When it was first established in 1993, it was like a blunderbuss that targeted all levels of education, from primary to tertiary. The result was that it was too thinly spread out for effect.  One of Yakubu’s first initiatives was to persuade the federal authorities to zero in on tertiary education – the universities, polytechnics and monotechnics, and colleges of education. An executive bill to amend the original law to that effect has since been on the floor of the National Assembly. However, ahead of the amendment ETF’s focus on the tertiary level of education is already beginning to have an impact on the quality of teaching and research in our tertiary institutions. Ask the management and staff unions in these institutions.

The more important side of this second reason for letting ETF be, however, is the level of transparency and accountability it has demonstrated, at least in the last three years. The most telling evidence of this, albeit in a negative form, is that there are over 20 billion Naira un-accessed by the beneficiary institutions since 2007 because they have not met ETF’s stringent requirement that they must account for every penny of previous allocations before they get new ones.

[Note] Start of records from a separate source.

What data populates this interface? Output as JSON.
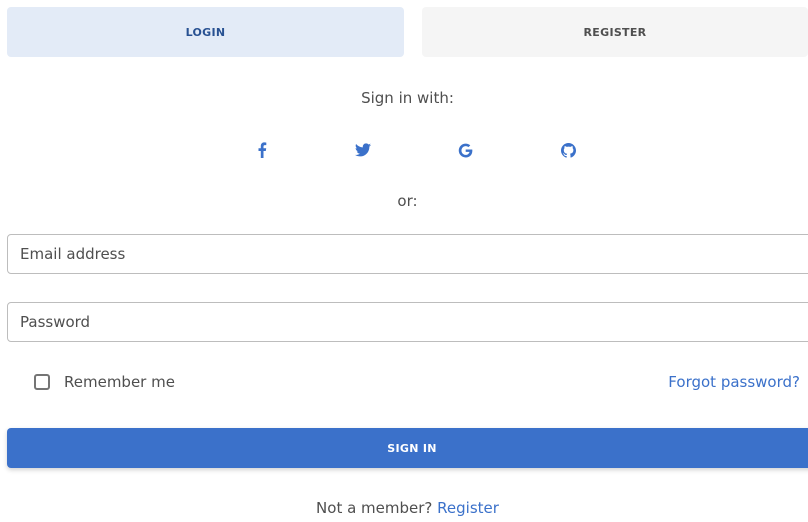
{
  "tabs": {
    "login_label": "LOGIN",
    "register_label": "REGISTER"
  },
  "social": {
    "heading": "Sign in with:",
    "icons": [
      "facebook-icon",
      "twitter-icon",
      "google-icon",
      "github-icon"
    ]
  },
  "separator": "or:",
  "form": {
    "email_placeholder": "Email address",
    "password_placeholder": "Password",
    "remember_label": "Remember me",
    "remember_checked": false,
    "forgot_label": "Forgot password?",
    "submit_label": "SIGN IN"
  },
  "footer": {
    "prompt": "Not a member?",
    "link_label": "Register"
  },
  "colors": {
    "primary": "#3b71ca",
    "active_tab_bg": "#e3ebf7",
    "active_tab_text": "#285192",
    "inactive_tab_bg": "#f5f5f5"
  }
}
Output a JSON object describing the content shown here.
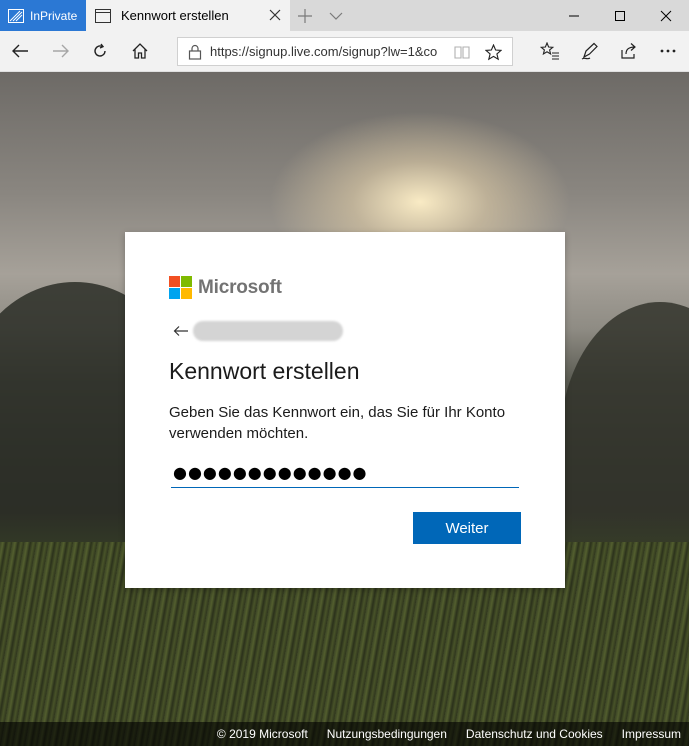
{
  "browser": {
    "inprivate_label": "InPrivate",
    "tab_title": "Kennwort erstellen",
    "url": "https://signup.live.com/signup?lw=1&co"
  },
  "icons": {
    "inprivate": "inprivate-icon",
    "tab": "tab-page-icon",
    "tab_close": "close-icon",
    "new_tab": "plus-icon",
    "tab_menu": "chevron-down-icon",
    "minimize": "minimize-icon",
    "maximize": "maximize-icon",
    "close": "close-icon",
    "back": "back-arrow-icon",
    "forward": "forward-arrow-icon",
    "refresh": "refresh-icon",
    "home": "home-icon",
    "lock": "lock-icon",
    "reading_view": "book-icon",
    "favorite": "star-icon",
    "favorites_hub": "favorites-list-icon",
    "notes": "pen-icon",
    "share": "share-icon",
    "more": "more-icon"
  },
  "colors": {
    "inprivate_blue": "#2b78d4",
    "ms_red": "#f25022",
    "ms_green": "#7fba00",
    "ms_blue": "#00a4ef",
    "ms_yellow": "#ffb900",
    "primary_button": "#0067b8"
  },
  "card": {
    "brand": "Microsoft",
    "title": "Kennwort erstellen",
    "description": "Geben Sie das Kennwort ein, das Sie für Ihr Konto verwenden möchten.",
    "password_value": "●●●●●●●●●●●●●",
    "next_label": "Weiter"
  },
  "footer": {
    "copyright": "© 2019 Microsoft",
    "terms": "Nutzungsbedingungen",
    "privacy": "Datenschutz und Cookies",
    "imprint": "Impressum"
  }
}
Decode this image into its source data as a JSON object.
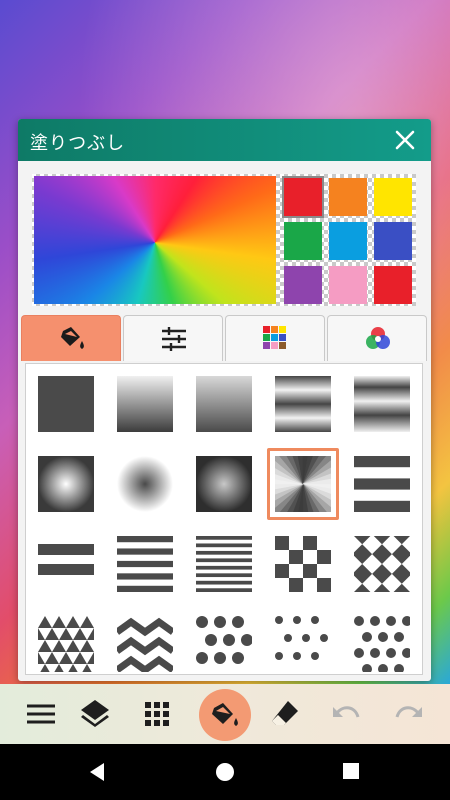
{
  "dialog": {
    "title": "塗りつぶし",
    "current_fill": "rainbow-conical-gradient",
    "swatches": [
      {
        "color": "#e8202a",
        "selected": true
      },
      {
        "color": "#f5821f"
      },
      {
        "color": "#ffe500"
      },
      {
        "color": "#1aa748"
      },
      {
        "color": "#0a9ee0"
      },
      {
        "color": "#3a4fc4"
      },
      {
        "color": "#8e44ad"
      },
      {
        "color": "#f59cc3"
      },
      {
        "color": "#e8202a"
      }
    ],
    "tabs": [
      {
        "icon": "paint-bucket-icon",
        "active": true
      },
      {
        "icon": "sliders-icon"
      },
      {
        "icon": "color-grid-icon"
      },
      {
        "icon": "rgb-circles-icon"
      }
    ],
    "patterns": [
      "solid",
      "linear-vertical",
      "linear-vertical-2",
      "horizontal-bands",
      "horizontal-bands-2",
      "radial-light",
      "radial-soft",
      "radial-dark",
      "conical",
      "wide-stripes",
      "stripes-2",
      "stripes-4",
      "stripes-6",
      "checker",
      "diamond-checker",
      "triangles",
      "zigzag",
      "large-dots",
      "small-dots",
      "mixed-dots"
    ],
    "selected_pattern": "conical"
  },
  "toolbar": {
    "tools": [
      "menu-icon",
      "layers-icon",
      "grid-icon",
      "paint-bucket-icon",
      "eraser-icon",
      "undo-icon",
      "redo-icon"
    ],
    "active": "paint-bucket-icon"
  },
  "navbar": [
    "back-icon",
    "home-icon",
    "recents-icon"
  ],
  "colors": {
    "accent": "#f39a73",
    "title_bar": "#0e8a74",
    "pattern_ink": "#4a4a4a"
  }
}
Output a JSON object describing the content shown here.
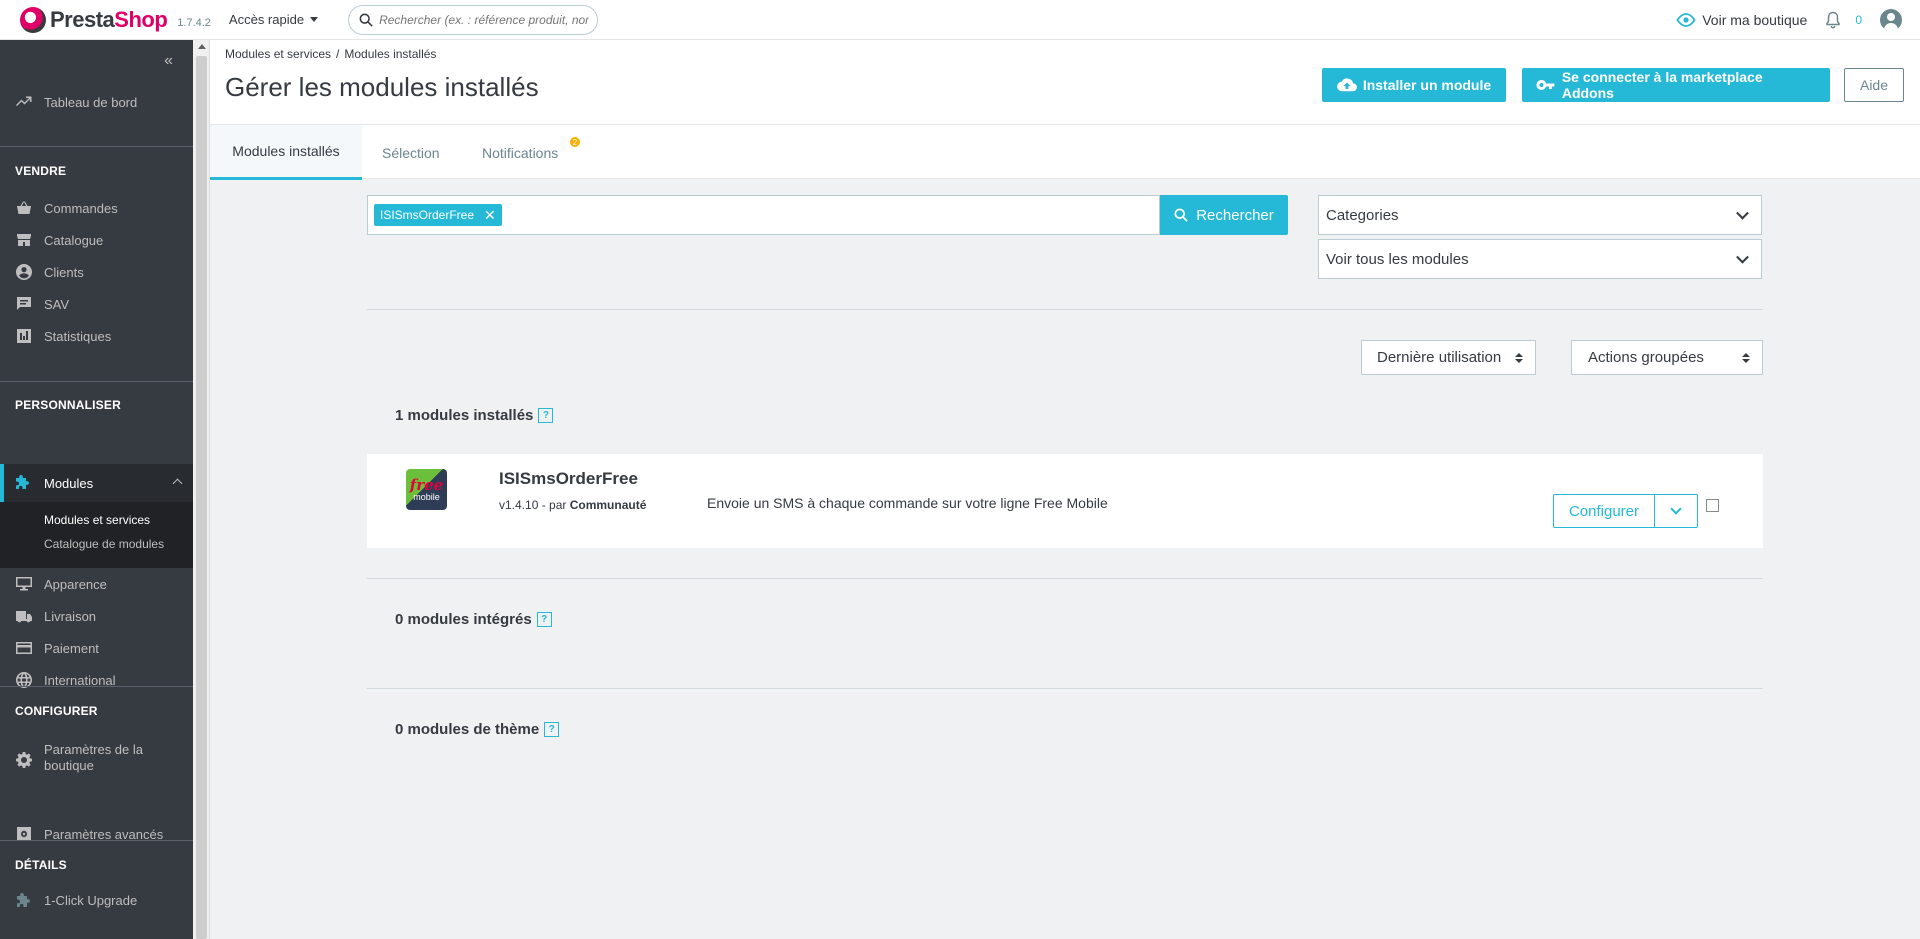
{
  "header": {
    "logo_presta": "Presta",
    "logo_shop": "Shop",
    "version": "1.7.4.2",
    "quick_access": "Accès rapide",
    "search_placeholder": "Rechercher (ex. : référence produit, nom",
    "view_shop": "Voir ma boutique",
    "notif_count": "0"
  },
  "sidebar": {
    "collapse": "«",
    "dashboard": "Tableau de bord",
    "sections": {
      "sell": "VENDRE",
      "customize": "PERSONNALISER",
      "configure": "CONFIGURER",
      "details": "DÉTAILS"
    },
    "sell_items": [
      "Commandes",
      "Catalogue",
      "Clients",
      "SAV",
      "Statistiques"
    ],
    "modules": "Modules",
    "modules_sub": [
      "Modules et services",
      "Catalogue de modules"
    ],
    "customize_items": [
      "Apparence",
      "Livraison",
      "Paiement",
      "International"
    ],
    "configure_items": [
      "Paramètres de la boutique",
      "Paramètres avancés"
    ],
    "details_items": [
      "1-Click Upgrade"
    ]
  },
  "page": {
    "breadcrumb": [
      "Modules et services",
      "Modules installés"
    ],
    "breadcrumb_sep": "/",
    "title": "Gérer les modules installés",
    "btn_install": "Installer un module",
    "btn_addons": "Se connecter à la marketplace Addons",
    "btn_help": "Aide"
  },
  "tabs": [
    {
      "label": "Modules installés",
      "active": true
    },
    {
      "label": "Sélection",
      "active": false
    },
    {
      "label": "Notifications",
      "active": false,
      "badge": "2"
    }
  ],
  "filters": {
    "search_tag": "ISISmsOrderFree",
    "search_btn": "Rechercher",
    "categories": "Categories",
    "status": "Voir tous les modules",
    "sort": "Dernière utilisation",
    "bulk": "Actions groupées"
  },
  "sections": {
    "installed": "1 modules installés",
    "integrated": "0 modules intégrés",
    "theme": "0 modules de thème",
    "help_mark": "?"
  },
  "module": {
    "logo_top": "free",
    "logo_bottom": "mobile",
    "name": "ISISmsOrderFree",
    "version_prefix": "v1.4.10 - par",
    "author": "Communauté",
    "description": "Envoie un SMS à  chaque commande sur votre ligne Free Mobile",
    "configure": "Configurer"
  }
}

ETF has since named, and hopefully shamed, those institutions in paid newspaper adverts.

To underscore its concern for transparency and accountability ETF has, in the last three years, created a forum for annual dialogue on how best to disburse its funds and achieve results.  This dialogue among heads of all ministries of education, chairmen of the councils and heads of all the beneficiary institutions, representatives of Nigeria’s Transparency International and of a coalition of civil society organizations including the mass media called Independent Service Delivery Monitoring Organization, and representatives of the two anti-corruption agencies, EFCC and ICPC, usually runs for a working week taking the universities, the polytechnics and monotechnics and the colleges of education one day each.

With the current management’s determination to entrench in the organization the philosophy that sunshine is the best disinfectant, it would be difficult, if not impossible, in future for the ETF to go the way of previous public intervention funds like the very much unlamented National Primary Education Commission.

The third reason to let the ETF be is that with staff strength of all of only 133 from the executive secretary to the messengers and with no branches outside Abuja it may arguably be the leanest and most cost effective bureaucracy in the country.

There is good reason for the federal authorities and FIRS to rethink the tendency to fund all manner of public goods and services through levies. The education of the people of this country is too important not to exempt it from this revisit. We should let the ETF be.